In the southern courtyard, students now have two seating options: they can relax on the level lawn or gather on the low brick retaining walls. Avenue trees provide shade and structure while garden beds have been used to reduce the scale of the new retaining walls, line the pathways and nestle the building into its surrounds. To control the flow of students between buildings, there is a series of paved ramped pathways and steps.
The northern courtyard proudly proclaims central axis pathways, open lawns, an area of flagged sandstone, recycled sandstone seats and a circular swathe of paving around an existing pond. Dry-stone walls, carefully positioned to protect an 80-year-old oak, add character and accommodate the change in levels.
The planting is a mix of native and exotic species. In the southern courtyard there are hedges of Teucrium fruticans and Elaeagnus macrophylla, which complement the strong structural lines of the box hedging along the shaded bed adjoining the library. Within the shaded beds, plants were chosen to provide seasonal variety. For winter flowering there is Helleborus and Sarcococca ruscifolia; for a spring flourish, Anemone japonica and variegated Iris.

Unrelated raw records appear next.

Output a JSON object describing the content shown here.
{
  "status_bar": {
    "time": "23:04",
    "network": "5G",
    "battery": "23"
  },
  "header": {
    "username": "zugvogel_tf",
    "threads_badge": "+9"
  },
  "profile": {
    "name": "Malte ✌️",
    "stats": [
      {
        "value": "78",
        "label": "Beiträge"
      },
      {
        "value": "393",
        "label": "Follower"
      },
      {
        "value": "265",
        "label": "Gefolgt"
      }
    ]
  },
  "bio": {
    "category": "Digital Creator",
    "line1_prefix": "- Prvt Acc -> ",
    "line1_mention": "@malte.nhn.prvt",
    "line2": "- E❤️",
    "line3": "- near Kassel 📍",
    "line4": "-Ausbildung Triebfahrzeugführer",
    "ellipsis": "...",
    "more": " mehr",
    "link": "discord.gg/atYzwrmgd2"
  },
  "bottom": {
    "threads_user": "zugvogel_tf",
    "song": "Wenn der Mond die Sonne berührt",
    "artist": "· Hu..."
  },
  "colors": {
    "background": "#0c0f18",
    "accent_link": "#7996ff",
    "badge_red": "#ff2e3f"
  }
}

In the northern courtyard plants were selected to complement the existing perennial/cottage garden around the central pond and include Salvia sp, Lavandula dentata, Rosmarinus ‘Blue Lagoon’, Iris sp, Artemisia ‘Powis Castle’, Hydrangea quercifolia and Stachys byzantine.
Both courtyards boast a mix of deciduous shade trees (maples, magnolias, oaks and flowering pears) to maximise summer shade and winter sun.

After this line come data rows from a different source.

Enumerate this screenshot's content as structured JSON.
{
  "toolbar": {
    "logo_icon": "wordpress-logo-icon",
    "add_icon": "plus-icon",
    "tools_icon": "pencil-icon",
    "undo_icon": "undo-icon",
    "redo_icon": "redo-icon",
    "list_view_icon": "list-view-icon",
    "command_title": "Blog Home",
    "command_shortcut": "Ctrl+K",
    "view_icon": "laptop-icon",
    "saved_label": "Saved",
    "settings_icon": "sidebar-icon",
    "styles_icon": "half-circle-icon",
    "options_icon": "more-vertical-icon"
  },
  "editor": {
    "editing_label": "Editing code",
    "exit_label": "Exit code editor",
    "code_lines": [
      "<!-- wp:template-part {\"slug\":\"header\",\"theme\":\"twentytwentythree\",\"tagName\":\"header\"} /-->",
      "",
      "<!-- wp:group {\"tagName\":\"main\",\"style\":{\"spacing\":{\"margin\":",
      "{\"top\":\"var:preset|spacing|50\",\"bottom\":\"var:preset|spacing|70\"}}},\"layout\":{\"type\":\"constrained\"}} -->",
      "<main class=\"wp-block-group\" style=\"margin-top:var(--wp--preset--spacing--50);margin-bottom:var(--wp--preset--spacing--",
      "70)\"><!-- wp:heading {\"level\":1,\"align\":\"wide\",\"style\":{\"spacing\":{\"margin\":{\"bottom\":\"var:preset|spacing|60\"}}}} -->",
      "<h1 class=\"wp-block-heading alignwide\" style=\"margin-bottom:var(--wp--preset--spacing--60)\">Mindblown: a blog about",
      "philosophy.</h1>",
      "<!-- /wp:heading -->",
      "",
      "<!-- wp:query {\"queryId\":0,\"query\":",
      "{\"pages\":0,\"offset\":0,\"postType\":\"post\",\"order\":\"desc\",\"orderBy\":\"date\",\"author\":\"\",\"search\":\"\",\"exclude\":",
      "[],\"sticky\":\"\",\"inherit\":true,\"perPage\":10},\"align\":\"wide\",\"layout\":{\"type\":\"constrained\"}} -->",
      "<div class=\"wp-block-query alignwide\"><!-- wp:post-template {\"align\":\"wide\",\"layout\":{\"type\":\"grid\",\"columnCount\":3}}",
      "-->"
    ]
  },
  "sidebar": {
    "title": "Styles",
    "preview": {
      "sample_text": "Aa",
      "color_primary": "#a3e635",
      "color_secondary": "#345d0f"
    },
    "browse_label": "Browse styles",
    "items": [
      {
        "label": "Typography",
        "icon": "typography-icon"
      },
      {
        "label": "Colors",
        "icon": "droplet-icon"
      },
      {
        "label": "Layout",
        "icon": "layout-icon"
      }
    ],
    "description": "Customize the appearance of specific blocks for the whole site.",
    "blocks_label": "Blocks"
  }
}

With such a large scope of works and the school calendar to contend with, CCL had to concentrate all their resources to ensure speedy delivery and completion. In completing the southern courtyard, which took from early November 2008 to December 10, 2008, there was an additional challenge: the library was still being built, so scheduling the landscaping works required great precision.

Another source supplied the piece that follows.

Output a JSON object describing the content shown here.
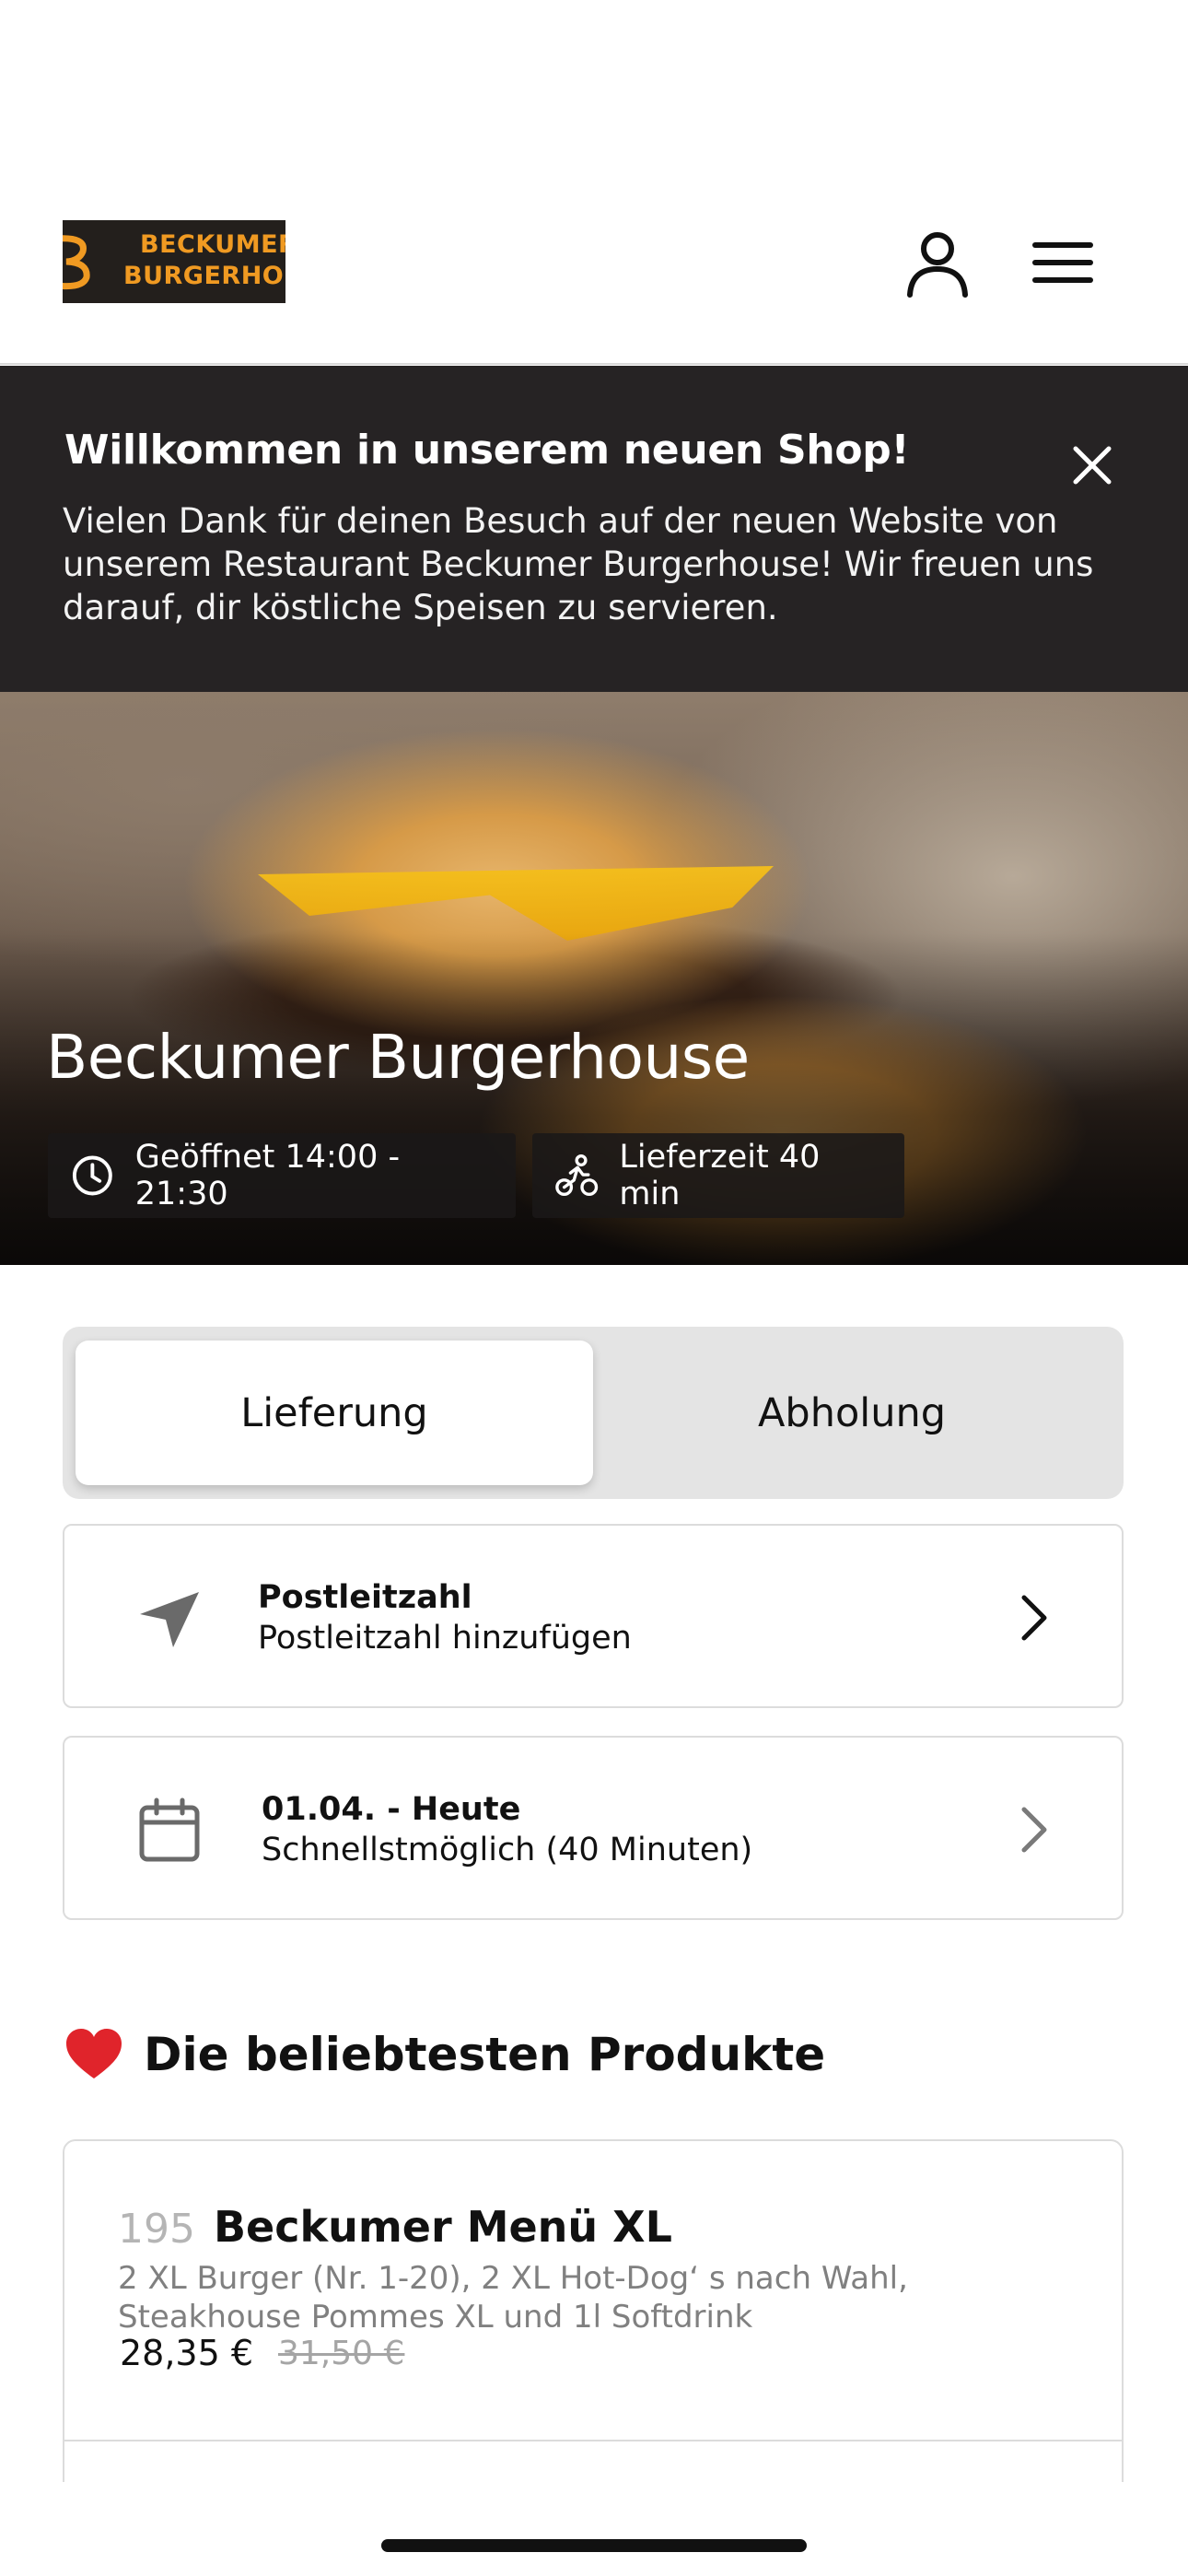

The northern courtyard was built between December 15, 2008, and January 23, 2009, and involved considerable demolition, bulk earthworks, service relocation and stone stockpiling. The head of CCL, Shane Duffy, was even working the excavator on New Year’s Eve and New Year’s Day to ensure everything would be ready to begin the formwork and other structural elements on January 3, 2009, when the rest of his team returned to work.
An exciting project due to the complexity of the spaces, one of the most interesting aspects was the use of historic stone. When the old library was demolished, a series of very large rectangular sandstone blocks and other rock was uncovered. These were used in path edging, as steps and stepping stones and for seating. They give the spaces an historic content and interweave the newly landscaped areas into the fabric of the existing school grounds.